Small Knots
By Kelli Russell Agodon
Cherry Grove Collections
Paper
ISBN 1-9323-3927-2
ome of these poems suggest Karmic knots; others tangled relationships -- of people with each other, of people with themselves, of the raveling and unraveling of taboos down the generations. Most poignant are the taboos that have denied whole centuries of women the right to claim either a body or a self of her own:
From a right-in-your-face beginning in the first poem, "The History of _________"
There are certain facts we don't need to document . . .
Each mother existed without her body. The page of deaths
is full of question marks and when we know
what really happened, we leave that out too.
Anna Eliza, Sara Beth, Cora Lee, what where your stories?
Aunt Mattie's name is dishonestly quiet.
She didn't talk about it, and the book was shut.
Leaping with a signature honesty and courage into an expanded arena of topics, Agodon here follows her stellar work in a previous chapbook, Geography, winner of the 2003 Floating Bridge Press Poetry Chapbook Award.
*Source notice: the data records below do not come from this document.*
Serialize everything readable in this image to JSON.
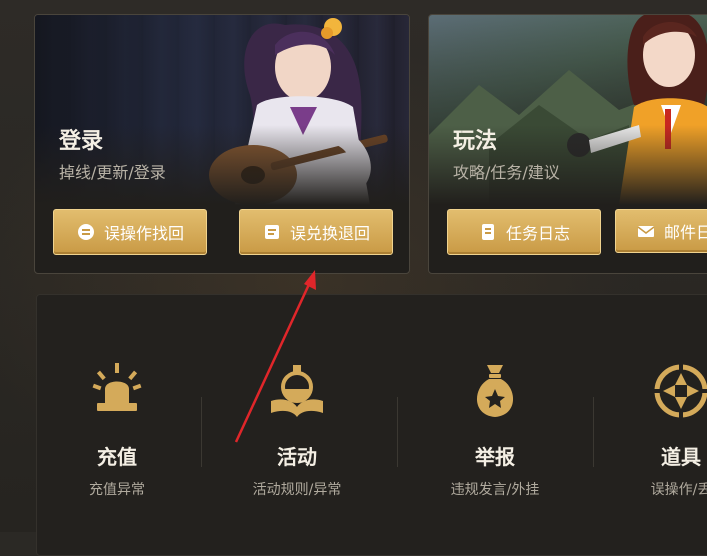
{
  "cards": {
    "login": {
      "title": "登录",
      "subtitle": "掉线/更新/登录",
      "buttons": [
        {
          "label": "误操作找回",
          "icon": "recover-icon"
        },
        {
          "label": "误兑换退回",
          "icon": "exchange-icon"
        }
      ]
    },
    "play": {
      "title": "玩法",
      "subtitle": "攻略/任务/建议",
      "buttons": [
        {
          "label": "任务日志",
          "icon": "task-log-icon"
        },
        {
          "label": "邮件日",
          "icon": "mail-icon"
        }
      ]
    }
  },
  "categories": [
    {
      "title": "充值",
      "subtitle": "充值异常",
      "icon": "alarm-light-icon"
    },
    {
      "title": "活动",
      "subtitle": "活动规则/异常",
      "icon": "potion-book-icon"
    },
    {
      "title": "举报",
      "subtitle": "违规发言/外挂",
      "icon": "money-bag-icon"
    },
    {
      "title": "道具",
      "subtitle": "误操作/丢",
      "icon": "gear-target-icon"
    }
  ],
  "colors": {
    "accent_gold": "#d4aa5a",
    "annotation_arrow": "#e0262a"
  }
}
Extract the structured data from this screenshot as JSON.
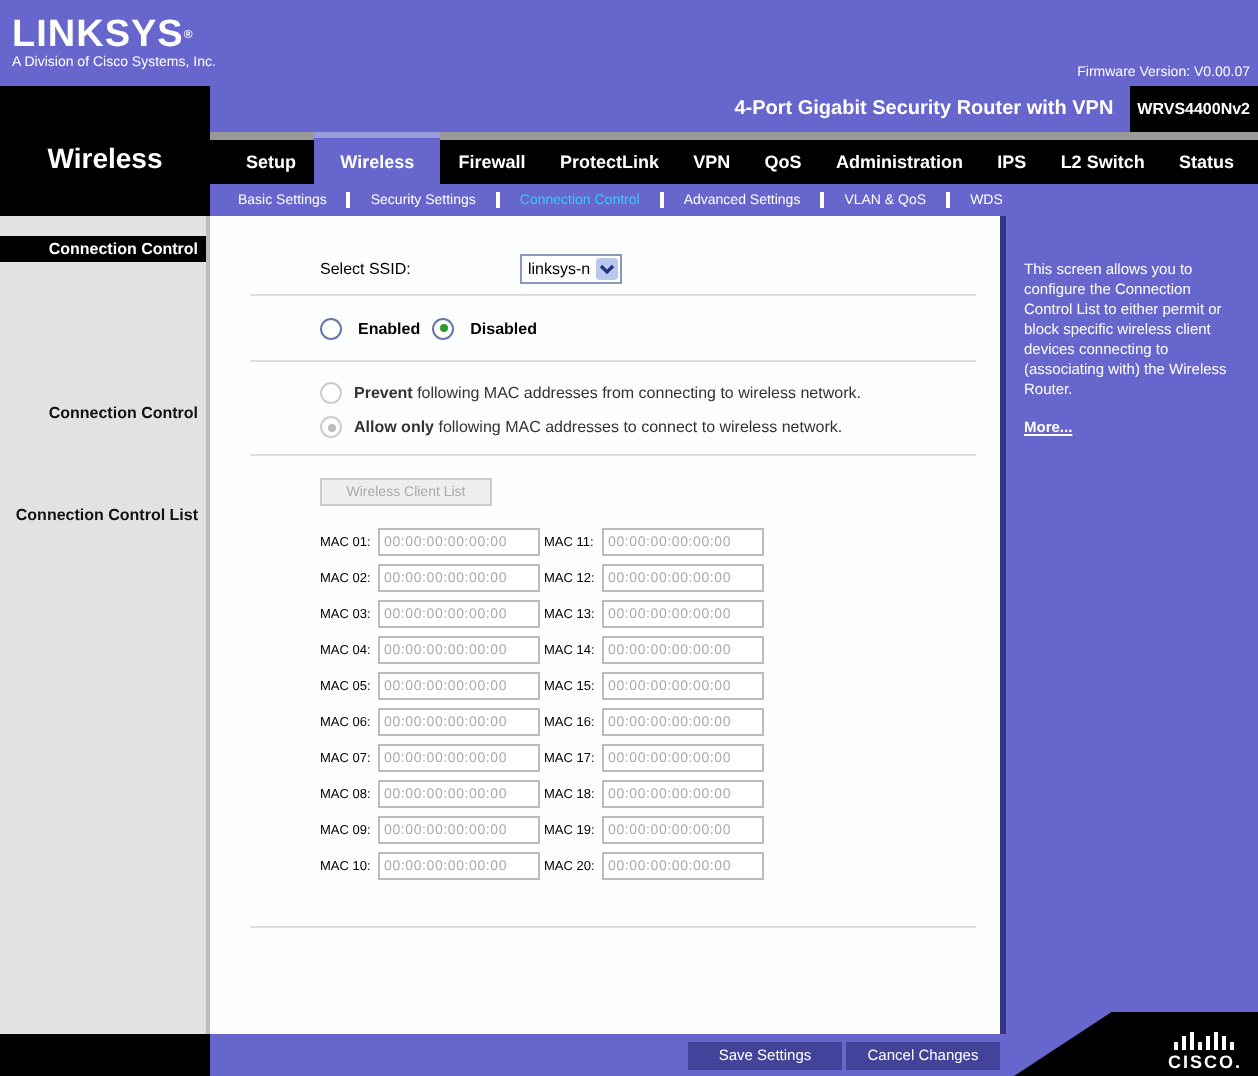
{
  "header": {
    "logo": "LINKSYS",
    "registered": "®",
    "tagline": "A Division of Cisco Systems, Inc.",
    "firmware": "Firmware Version: V0.00.07"
  },
  "page_title": "Wireless",
  "product": {
    "name": "4-Port Gigabit Security Router with VPN",
    "model": "WRVS4400Nv2"
  },
  "tabs": [
    {
      "label": "Setup",
      "selected": false
    },
    {
      "label": "Wireless",
      "selected": true
    },
    {
      "label": "Firewall",
      "selected": false
    },
    {
      "label": "ProtectLink",
      "selected": false
    },
    {
      "label": "VPN",
      "selected": false
    },
    {
      "label": "QoS",
      "selected": false
    },
    {
      "label": "Administration",
      "selected": false
    },
    {
      "label": "IPS",
      "selected": false
    },
    {
      "label": "L2 Switch",
      "selected": false
    },
    {
      "label": "Status",
      "selected": false
    }
  ],
  "subtabs": [
    {
      "label": "Basic Settings",
      "selected": false
    },
    {
      "label": "Security Settings",
      "selected": false
    },
    {
      "label": "Connection Control",
      "selected": true
    },
    {
      "label": "Advanced Settings",
      "selected": false
    },
    {
      "label": "VLAN & QoS",
      "selected": false
    },
    {
      "label": "WDS",
      "selected": false
    }
  ],
  "sidebar": {
    "section": "Connection Control",
    "labels": [
      "Connection Control",
      "Connection Control List"
    ]
  },
  "ssid": {
    "label": "Select SSID:",
    "value": "linksys-n"
  },
  "state": [
    {
      "label": "Enabled",
      "selected": false
    },
    {
      "label": "Disabled",
      "selected": true
    }
  ],
  "mode": {
    "disabled": true,
    "options": [
      {
        "label": "**Prevent** following MAC addresses from connecting to wireless network.",
        "selected": false
      },
      {
        "label": "**Allow only** following MAC addresses to connect to wireless network.",
        "selected": true
      }
    ]
  },
  "client_list_button": {
    "label": "Wireless Client List",
    "disabled": true
  },
  "mac_table": {
    "disabled": true,
    "columns": [
      [
        {
          "label": "MAC 01:",
          "value": "00:00:00:00:00:00"
        },
        {
          "label": "MAC 02:",
          "value": "00:00:00:00:00:00"
        },
        {
          "label": "MAC 03:",
          "value": "00:00:00:00:00:00"
        },
        {
          "label": "MAC 04:",
          "value": "00:00:00:00:00:00"
        },
        {
          "label": "MAC 05:",
          "value": "00:00:00:00:00:00"
        },
        {
          "label": "MAC 06:",
          "value": "00:00:00:00:00:00"
        },
        {
          "label": "MAC 07:",
          "value": "00:00:00:00:00:00"
        },
        {
          "label": "MAC 08:",
          "value": "00:00:00:00:00:00"
        },
        {
          "label": "MAC 09:",
          "value": "00:00:00:00:00:00"
        },
        {
          "label": "MAC 10:",
          "value": "00:00:00:00:00:00"
        }
      ],
      [
        {
          "label": "MAC 11:",
          "value": "00:00:00:00:00:00"
        },
        {
          "label": "MAC 12:",
          "value": "00:00:00:00:00:00"
        },
        {
          "label": "MAC 13:",
          "value": "00:00:00:00:00:00"
        },
        {
          "label": "MAC 14:",
          "value": "00:00:00:00:00:00"
        },
        {
          "label": "MAC 15:",
          "value": "00:00:00:00:00:00"
        },
        {
          "label": "MAC 16:",
          "value": "00:00:00:00:00:00"
        },
        {
          "label": "MAC 17:",
          "value": "00:00:00:00:00:00"
        },
        {
          "label": "MAC 18:",
          "value": "00:00:00:00:00:00"
        },
        {
          "label": "MAC 19:",
          "value": "00:00:00:00:00:00"
        },
        {
          "label": "MAC 20:",
          "value": "00:00:00:00:00:00"
        }
      ]
    ]
  },
  "help": {
    "text": "This screen allows you to configure the Connection Control List to either permit or block specific wireless client devices connecting to (associating with) the Wireless Router.",
    "link": "More..."
  },
  "footer": {
    "buttons": [
      "Save Settings",
      "Cancel Changes"
    ],
    "brand": "CISCO."
  }
}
Many of the poems from that volume, a graphic catalogue of the emotional trauma of breast cancer, are included -- and appropriately so --in the last section of this collection.
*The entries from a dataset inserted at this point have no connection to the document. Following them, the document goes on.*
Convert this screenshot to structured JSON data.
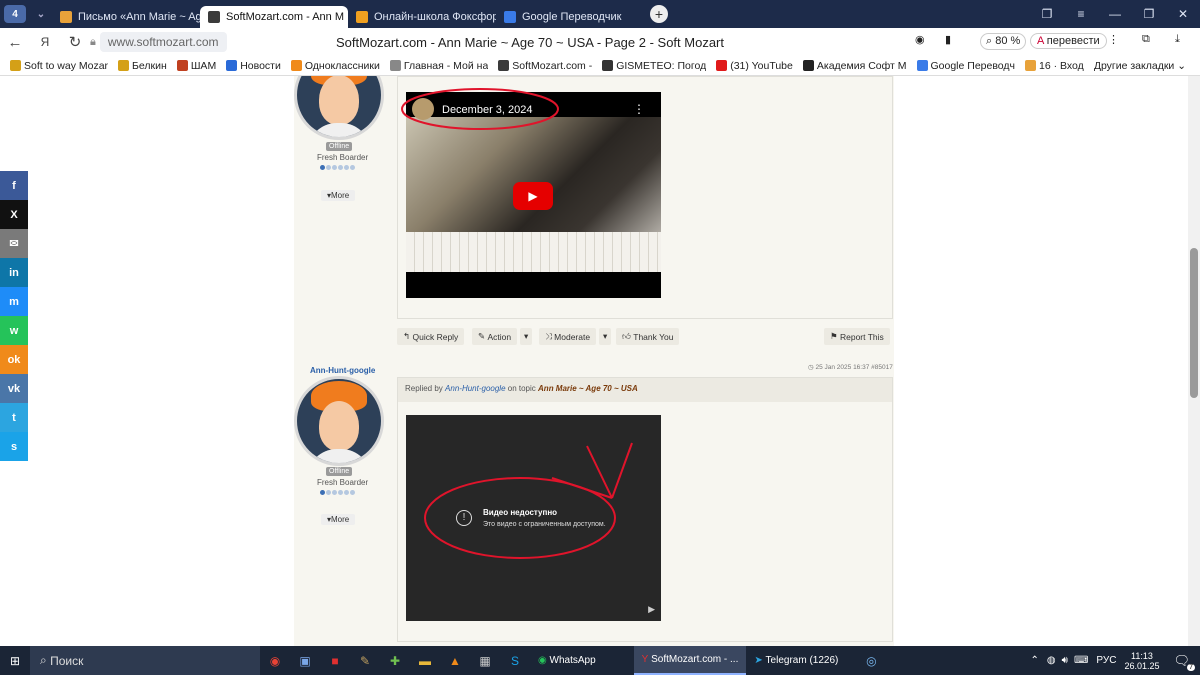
{
  "browser": {
    "tab_count": "4",
    "tabs": [
      {
        "title": "Письмо «Ann Marie ~ Age",
        "color": "#e8a23a"
      },
      {
        "title": "SoftMozart.com - Ann M",
        "color": "#3b3b3b"
      },
      {
        "title": "Онлайн-школа Фоксфорд",
        "color": "#f0a020"
      },
      {
        "title": "Google Переводчик",
        "color": "#3a7be8"
      }
    ],
    "url": "www.softmozart.com",
    "page_title": "SoftMozart.com - Ann Marie ~ Age 70 ~ USA - Page 2 - Soft Mozart",
    "zoom": "80 %",
    "translate_label": "перевести",
    "bookmarks": [
      {
        "label": "Soft to way Mozar",
        "color": "#d4a017"
      },
      {
        "label": "Белкин",
        "color": "#d4a017"
      },
      {
        "label": "ШАМ",
        "color": "#c04020"
      },
      {
        "label": "Новости",
        "color": "#2a6ad8"
      },
      {
        "label": "Одноклассники",
        "color": "#f08a1a"
      },
      {
        "label": "Главная - Мой на",
        "color": "#888888"
      },
      {
        "label": "SoftMozart.com -",
        "color": "#3b3b3b"
      },
      {
        "label": "GISMETEO: Погод",
        "color": "#333333"
      },
      {
        "label": "(31) YouTube",
        "color": "#e01a1a"
      },
      {
        "label": "Академия Софт М",
        "color": "#222222"
      },
      {
        "label": "Google Переводч",
        "color": "#3a7be8"
      },
      {
        "label": "16 · Вход",
        "color": "#e8a23a"
      }
    ],
    "other_bookmarks": "Другие закладки"
  },
  "share_buttons": [
    {
      "label": "f",
      "icon": "facebook-icon",
      "color": "#3b5998"
    },
    {
      "label": "X",
      "icon": "x-icon",
      "color": "#111111"
    },
    {
      "label": "✉",
      "icon": "email-icon",
      "color": "#7a7a7a"
    },
    {
      "label": "in",
      "icon": "linkedin-icon",
      "color": "#0e76a8"
    },
    {
      "label": "m",
      "icon": "messenger-icon",
      "color": "#1e8cf8"
    },
    {
      "label": "w",
      "icon": "whatsapp-icon",
      "color": "#25c35a"
    },
    {
      "label": "ok",
      "icon": "odnoklassniki-icon",
      "color": "#f08a1a"
    },
    {
      "label": "vk",
      "icon": "vk-icon",
      "color": "#4a76a8"
    },
    {
      "label": "t",
      "icon": "telegram-icon",
      "color": "#2ca5e0"
    },
    {
      "label": "s",
      "icon": "skype-icon",
      "color": "#1aa3e8"
    }
  ],
  "post1": {
    "status": "Offline",
    "rank": "Fresh Boarder",
    "more": "More",
    "video_date": "December 3, 2024",
    "actions": {
      "quick_reply": "Quick Reply",
      "action": "Action",
      "moderate": "Moderate",
      "thank_you": "Thank You",
      "report": "Report This"
    }
  },
  "post2": {
    "author": "Ann-Hunt-google",
    "timestamp": "25 Jan 2025 16:37 #85017",
    "replied_by": "Replied by",
    "on_topic": "on topic",
    "topic": "Ann Marie ~ Age 70 ~ USA",
    "status": "Offline",
    "rank": "Fresh Boarder",
    "more": "More",
    "video_title": "Видео недоступно",
    "video_sub": "Это видео с ограниченным доступом."
  },
  "taskbar": {
    "search": "Поиск",
    "whatsapp": "WhatsApp",
    "browser": "SoftMozart.com - ...",
    "telegram": "Telegram (1226)",
    "lang": "РУС",
    "time": "11:13",
    "date": "26.01.25",
    "notifications": "7"
  }
}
Lest a reader conclude that Agodon only knows how to do compelling but grim reports of our tendency to deal with tragedy by denying it, her brighter side is revealed as humor in the mermaid who questions God. She "steals a Bible from the Seahorse Inn . . . will trust it only if it floats."
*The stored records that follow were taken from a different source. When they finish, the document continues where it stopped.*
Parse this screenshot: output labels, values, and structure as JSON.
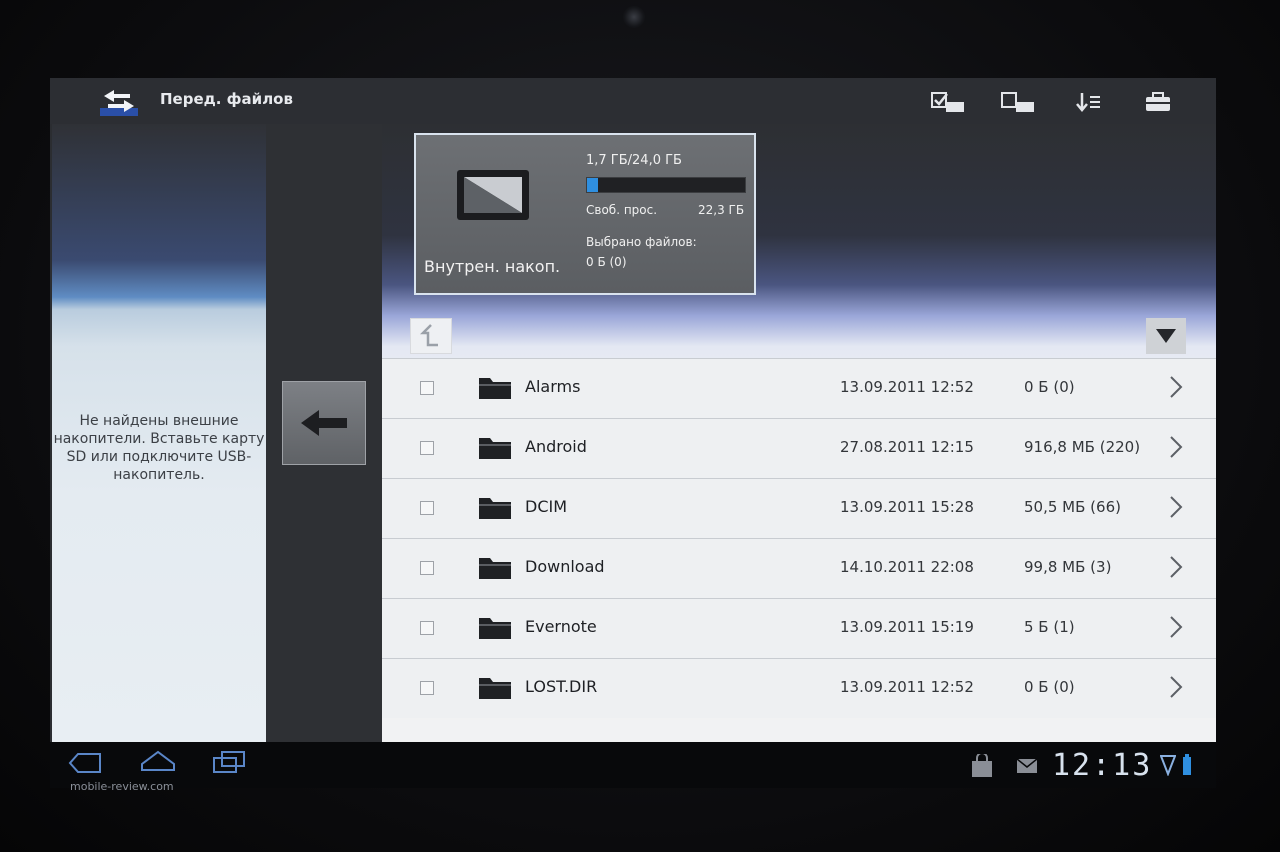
{
  "app": {
    "title": "Перед. файлов",
    "icon": "transfer-arrows-icon",
    "toolbar": [
      {
        "name": "select-all-icon"
      },
      {
        "name": "deselect-all-icon"
      },
      {
        "name": "sort-list-icon"
      },
      {
        "name": "toolbox-icon"
      }
    ]
  },
  "left_panel": {
    "message": "Не найдены внешние накопители. Вставьте карту SD или подключите USB-накопитель."
  },
  "storage": {
    "name": "Внутрен. накоп.",
    "used": "1,7 ГБ/24,0 ГБ",
    "used_fraction": 0.07,
    "free_label": "Своб. прос.",
    "free_value": "22,3 ГБ",
    "selected_label": "Выбрано файлов:",
    "selected_value": "0 Б (0)"
  },
  "files": [
    {
      "name": "Alarms",
      "date": "13.09.2011 12:52",
      "size": "0 Б (0)"
    },
    {
      "name": "Android",
      "date": "27.08.2011 12:15",
      "size": "916,8 МБ (220)"
    },
    {
      "name": "DCIM",
      "date": "13.09.2011 15:28",
      "size": "50,5 МБ (66)"
    },
    {
      "name": "Download",
      "date": "14.10.2011 22:08",
      "size": "99,8 МБ (3)"
    },
    {
      "name": "Evernote",
      "date": "13.09.2011 15:19",
      "size": "5 Б (1)"
    },
    {
      "name": "LOST.DIR",
      "date": "13.09.2011 12:52",
      "size": "0 Б (0)"
    }
  ],
  "statusbar": {
    "time": "12:13"
  },
  "watermark": "mobile-review.com",
  "colors": {
    "accent": "#2f8fe0",
    "screen_bg": "#2b2d31"
  }
}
A gratifying surprise awaits us (from "How I Lost My Father's Suit") in such provocative line breaks as:
. . . the cafe where they served
minestrone soup, his favorite
daughter disappearing
into the parking lot,
the most beautiful
day in September,
. . .
a copy of the receipt for his eyes, blue
sky unable to compete with the shadows . . .
Showing a commendable maturity and having gained wide professional recognition for one still quite young, Agodon's work, as well as her life, offers an exciting promise for further development. We can expect from her even more change, experiment, and pioneer exploration into new frontiers for modern poetry. At www.agodon.com, her web page introduces a voice and a sensibility worth investigating.